In einem kleinen Büro, in dem gerade mal Platz ist für einen Computertisch, zwei Stühle, zwei Regale voller Ordner und ein ausgeblichenes Bild von Atatürk, dem ersten Präsidenten der türkischen Republik, an der Wand, arbeitet Nisya Isman Allovi, die Museumsdirektorin. »Die Gründer der Stiftung ließen die Zulfaris-Synagoge renovieren, die 1992 eröffnet wurde«, erzählt Allovi, »und etablierten darin am 26. November 2001 das Jüdische Museum.« Naim Güleryüz habe die Ausstellung aufgebaut. »Er sammelte viele Gegenstände von Familien, von Synagogen und Institutionen.«
Ausführlich widmet sich die Ausstellung den Jahren nach 1933 und erzählt, dass die Türkei die vor den Nazis fliehenden deutschen Juden mit offenen Armen aufgenommen habe. Wissenschaftler seien besonders willkommen gewesen. »Die türkische Republik bemühte sich darum, den Akademikern die Forschung und Lehre an den hiesigen Universitäten zu erleichtern«, berichtet die Museumsdirektorin. »Da die Professoren kein Türkisch sprachen, wurde ihnen drei Jahre lang ein Assistent zur Seite gestellt, der ihre Vorlesungen und Veröffentlichungen übersetzte.«
Naim Güleryüz – der nicht nur Kurator der Ausstellung ist, sondern auch Präsident der Stiftung – sitzt im Museumsshop an einem großen Schreibtisch. Hinter dem weißhaarigen Mann steht eine große Glasvitrine voller Bücher, vor ihm befinden sich Briefe, Papiere, Telefon. Der Jurist preist die Türkei als vorbildlichen, toleranten Staat: »Die Türkei bot Menschen, die fliehen mussten, stets Schutz.«
Studie Diese Lesart der Geschichte, der zufolge die Türkei uneingeschränkt als Retterin der verfolgten Juden auftrat, ist zwar verbreitet, wurde jedoch bereits 2008 von Corry Guttstadt infrage gestellt. Die Historikerin zieht in ihrer Studie Die Türkei, die Juden und der Holocaust, die auf umfangreichen Recherchen und Quellenauswertungen in zahlreichen Archiven beruht, eine bittere Bilanz: Während viele türkische Diplomaten die Neutralität der Türkei genutzt hätten, um sich für die Freilassung verhafteter Juden einzusetzen und ihnen das Leben zu retten, »war die Politik Ankaras in erster Linie darauf ausgerichtet, eine Einwanderung oder Remigration von Juden in die Türkei zu verhindern. Schon während der 30er-Jahre hatte die Türkei vielen im Ausland lebenden Juden die Staatsbürgerschaft entzogen«, so Guttstadt. »Als Staatenlose gehörten die vormals türkischen Juden zu den ersten Opfern der Deportationen in den Tod.«
Guttstadt stellt einerseits klar, dass »eine Kritik der türkischen Haltung keinesfalls zur Relativierung der deutschen Verbrechen missbraucht werden« dürfe. Andererseits sei es »bis heute nicht zu einer tatsächlichen Aufarbeitung der damaligen Geschehnisse« gekommen. Die Türkei benutze die Stiftung, um sich von jüdischer Seite einen Persilschein ausstellen zu lassen, während die Regierung den Genozid an den Armeniern und die Menschenrechtsverletzungen in den kurdischen Gebieten leugne.

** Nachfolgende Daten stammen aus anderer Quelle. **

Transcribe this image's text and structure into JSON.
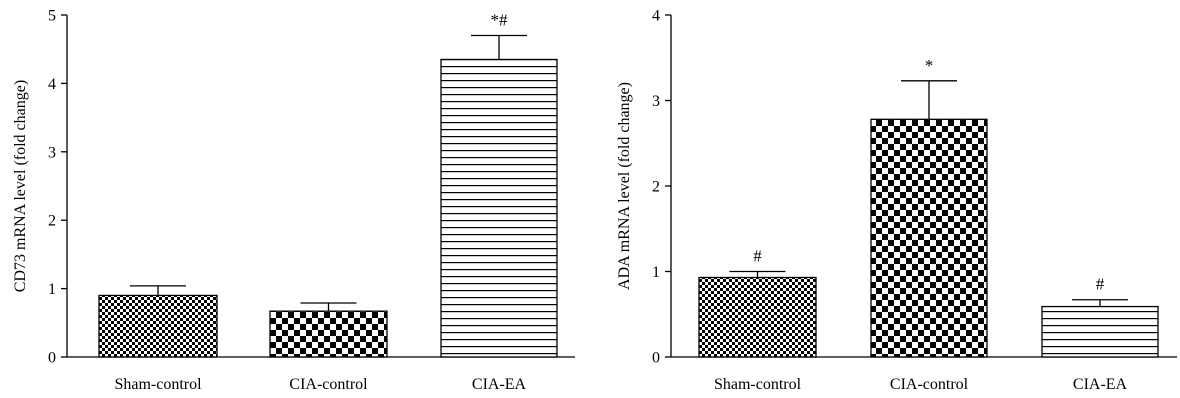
{
  "chart_data": [
    {
      "type": "bar",
      "categories": [
        "Sham-control",
        "CIA-control",
        "CIA-EA"
      ],
      "values": [
        0.9,
        0.67,
        4.35
      ],
      "errors": [
        0.14,
        0.12,
        0.35
      ],
      "annotations": [
        "",
        "",
        "*#"
      ],
      "patterns": [
        "fine-check",
        "check",
        "hstripe"
      ],
      "title": "",
      "xlabel": "",
      "ylabel": "CD73 mRNA level (fold change)",
      "ylim": [
        0,
        5
      ],
      "yticks": [
        0,
        1,
        2,
        3,
        4,
        5
      ],
      "grid": false
    },
    {
      "type": "bar",
      "categories": [
        "Sham-control",
        "CIA-control",
        "CIA-EA"
      ],
      "values": [
        0.93,
        2.78,
        0.59
      ],
      "errors": [
        0.07,
        0.45,
        0.08
      ],
      "annotations": [
        "#",
        "*",
        "#"
      ],
      "patterns": [
        "fine-check",
        "check",
        "hstripe"
      ],
      "title": "",
      "xlabel": "",
      "ylabel": "ADA mRNA level (fold change)",
      "ylim": [
        0,
        4
      ],
      "yticks": [
        0,
        1,
        2,
        3,
        4
      ],
      "grid": false
    }
  ]
}
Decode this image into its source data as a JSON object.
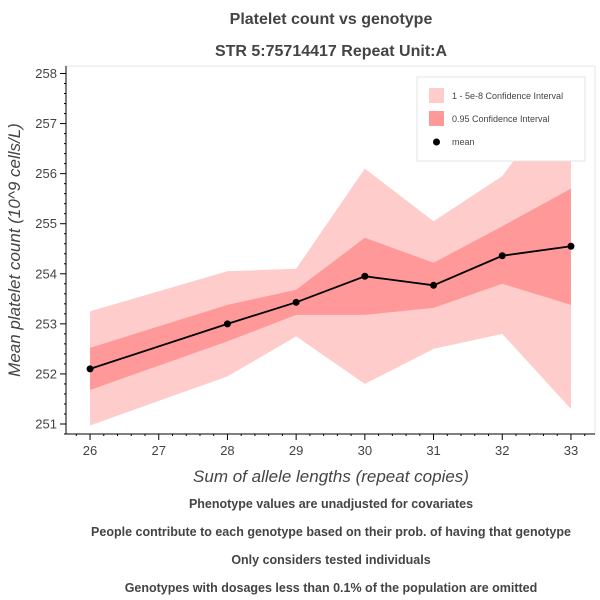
{
  "chart_data": {
    "type": "line",
    "title": "Platelet count vs genotype",
    "subtitle": "STR 5:75714417 Repeat Unit:A",
    "xlabel": "Sum of allele lengths (repeat copies)",
    "ylabel": "Mean platelet count (10^9 cells/L)",
    "xlim": [
      25.65,
      33.35
    ],
    "ylim": [
      250.8,
      258.15
    ],
    "x_ticks": [
      26,
      27,
      28,
      29,
      30,
      31,
      32,
      33
    ],
    "y_ticks": [
      251,
      252,
      253,
      254,
      255,
      256,
      257,
      258
    ],
    "grid": false,
    "legend_position": "top-right",
    "series": [
      {
        "name": "1 - 5e-8 Confidence Interval",
        "kind": "band",
        "color": "#ffcccc",
        "x": [
          26,
          28,
          29,
          30,
          31,
          32,
          33
        ],
        "lower": [
          250.97,
          251.95,
          252.75,
          251.8,
          252.5,
          252.8,
          251.3
        ],
        "upper": [
          253.25,
          254.05,
          254.1,
          256.1,
          255.05,
          255.95,
          257.8
        ]
      },
      {
        "name": "0.95 Confidence Interval",
        "kind": "band",
        "color": "#ff9999",
        "x": [
          26,
          28,
          29,
          30,
          31,
          32,
          33
        ],
        "lower": [
          251.68,
          252.65,
          253.18,
          253.18,
          253.32,
          253.8,
          253.38
        ],
        "upper": [
          252.52,
          253.38,
          253.68,
          254.72,
          254.22,
          254.95,
          255.7
        ]
      },
      {
        "name": "mean",
        "kind": "line",
        "color": "#000000",
        "x": [
          26,
          28,
          29,
          30,
          31,
          32,
          33
        ],
        "values": [
          252.1,
          253.0,
          253.43,
          253.95,
          253.77,
          254.36,
          254.55
        ]
      }
    ]
  },
  "footnotes": [
    "Phenotype values are unadjusted for covariates",
    "People contribute to each genotype based on their prob. of having that genotype",
    "Only considers tested individuals",
    "Genotypes with dosages less than 0.1% of the population are omitted"
  ]
}
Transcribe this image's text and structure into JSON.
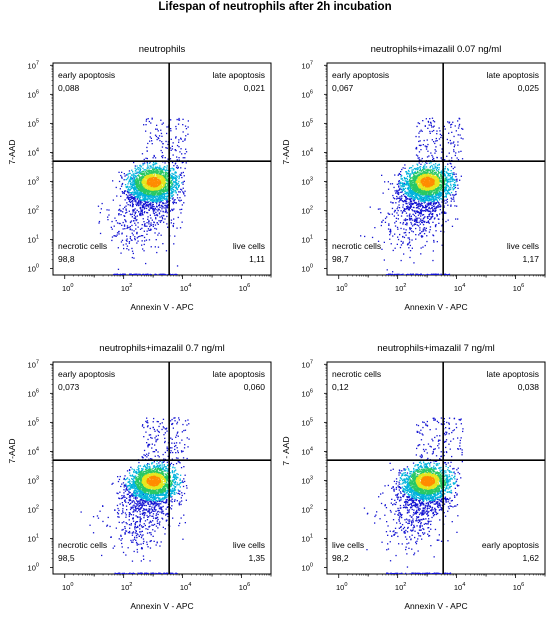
{
  "title": "Lifespan of neutrophils after 2h incubation",
  "chart_data": [
    {
      "type": "scatter",
      "title": "neutrophils",
      "xlabel": "Annexin V - APC",
      "ylabel": "7-AAD",
      "x_scale": "log",
      "y_scale": "log",
      "xlim": [
        0.4,
        10000000
      ],
      "ylim": [
        0.6,
        12000000
      ],
      "x_ticks": [
        "10^0",
        "10^2",
        "10^4",
        "10^6"
      ],
      "y_ticks": [
        "10^0",
        "10^1",
        "10^2",
        "10^3",
        "10^4",
        "10^5",
        "10^6",
        "10^7"
      ],
      "gate": {
        "x": 3500,
        "y": 5000
      },
      "quadrants": [
        {
          "position": "top-left",
          "label": "early apoptosis",
          "value": "0,088"
        },
        {
          "position": "top-right",
          "label": "late apoptosis",
          "value": "0,021"
        },
        {
          "position": "bottom-left",
          "label": "necrotic cells",
          "value": "98,8"
        },
        {
          "position": "bottom-right",
          "label": "live cells",
          "value": "1,11"
        }
      ],
      "grid": false
    },
    {
      "type": "scatter",
      "title": "neutrophils+imazalil 0.07 ng/ml",
      "xlabel": "Annexin V - APC",
      "ylabel": "7-AAD",
      "x_scale": "log",
      "y_scale": "log",
      "xlim": [
        0.4,
        10000000
      ],
      "ylim": [
        0.6,
        12000000
      ],
      "x_ticks": [
        "10^0",
        "10^2",
        "10^4",
        "10^6"
      ],
      "y_ticks": [
        "10^0",
        "10^1",
        "10^2",
        "10^3",
        "10^4",
        "10^5",
        "10^6",
        "10^7"
      ],
      "gate": {
        "x": 3500,
        "y": 5000
      },
      "quadrants": [
        {
          "position": "top-left",
          "label": "early apoptosis",
          "value": "0,067"
        },
        {
          "position": "top-right",
          "label": "late apoptosis",
          "value": "0,025"
        },
        {
          "position": "bottom-left",
          "label": "necrotic cells",
          "value": "98,7"
        },
        {
          "position": "bottom-right",
          "label": "live cells",
          "value": "1,17"
        }
      ],
      "grid": false
    },
    {
      "type": "scatter",
      "title": "neutrophils+imazalil 0.7 ng/ml",
      "xlabel": "Annexin V - APC",
      "ylabel": "7-AAD",
      "x_scale": "log",
      "y_scale": "log",
      "xlim": [
        0.4,
        10000000
      ],
      "ylim": [
        0.6,
        12000000
      ],
      "x_ticks": [
        "10^0",
        "10^2",
        "10^4",
        "10^6"
      ],
      "y_ticks": [
        "10^0",
        "10^1",
        "10^2",
        "10^3",
        "10^4",
        "10^5",
        "10^6",
        "10^7"
      ],
      "gate": {
        "x": 3500,
        "y": 5000
      },
      "quadrants": [
        {
          "position": "top-left",
          "label": "early apoptosis",
          "value": "0,073"
        },
        {
          "position": "top-right",
          "label": "late apoptosis",
          "value": "0,060"
        },
        {
          "position": "bottom-left",
          "label": "necrotic cells",
          "value": "98,5"
        },
        {
          "position": "bottom-right",
          "label": "live cells",
          "value": "1,35"
        }
      ],
      "grid": false
    },
    {
      "type": "scatter",
      "title": "neutrophils+imazalil 7 ng/ml",
      "xlabel": "Annexin V - APC",
      "ylabel": "7 - AAD",
      "x_scale": "log",
      "y_scale": "log",
      "xlim": [
        0.4,
        10000000
      ],
      "ylim": [
        0.6,
        12000000
      ],
      "x_ticks": [
        "10^0",
        "10^2",
        "10^4",
        "10^6"
      ],
      "y_ticks": [
        "10^0",
        "10^1",
        "10^2",
        "10^3",
        "10^4",
        "10^5",
        "10^6",
        "10^7"
      ],
      "gate": {
        "x": 3500,
        "y": 5000
      },
      "quadrants": [
        {
          "position": "top-left",
          "label": "necrotic cells",
          "value": "0,12"
        },
        {
          "position": "top-right",
          "label": "late apoptosis",
          "value": "0,038"
        },
        {
          "position": "bottom-left",
          "label": "live cells",
          "value": "98,2"
        },
        {
          "position": "bottom-right",
          "label": "early apoptosis",
          "value": "1,62"
        }
      ],
      "grid": false
    }
  ],
  "colors": {
    "low": "#1414d2",
    "mid_low": "#00b4dc",
    "mid": "#28c864",
    "mid_high": "#e6e61e",
    "high": "#ff8c00"
  }
}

Nationalismus Tatsächlich besteht in der Türkei noch viel Aufklärungs- und Forschungsbedarf zum türkischen Nationalismus und dem Umgang mit Minderheiten insgesamt. Solange die türkischen Behörden nicht einmal die Auseinandersetzung mit der Vergangenheit zulassen, kann von gelungener Integration nicht die Rede sein. Das Jüdische Museum in Istanbul verliert kein Wort über steuerliche und andere rechtliche Benachteiligungen der Juden im Osmanischen Reich. Auch die pogromartigen Ausschreitungen im September 1955 bleiben unerwähnt. Der Staat duldete die damaligen Übergriffe nicht nur, sondern lenkte sie wahrscheinlich sogar. Viele Juden sind ausgewandert, heute leben in der gesamten Türkei nicht viel mehr als 20.000. Das Jüdische Museum stellt durch die Lücken in der Geschichte auch die fehlende Meinungsfreiheit in der Türkei zur Schau.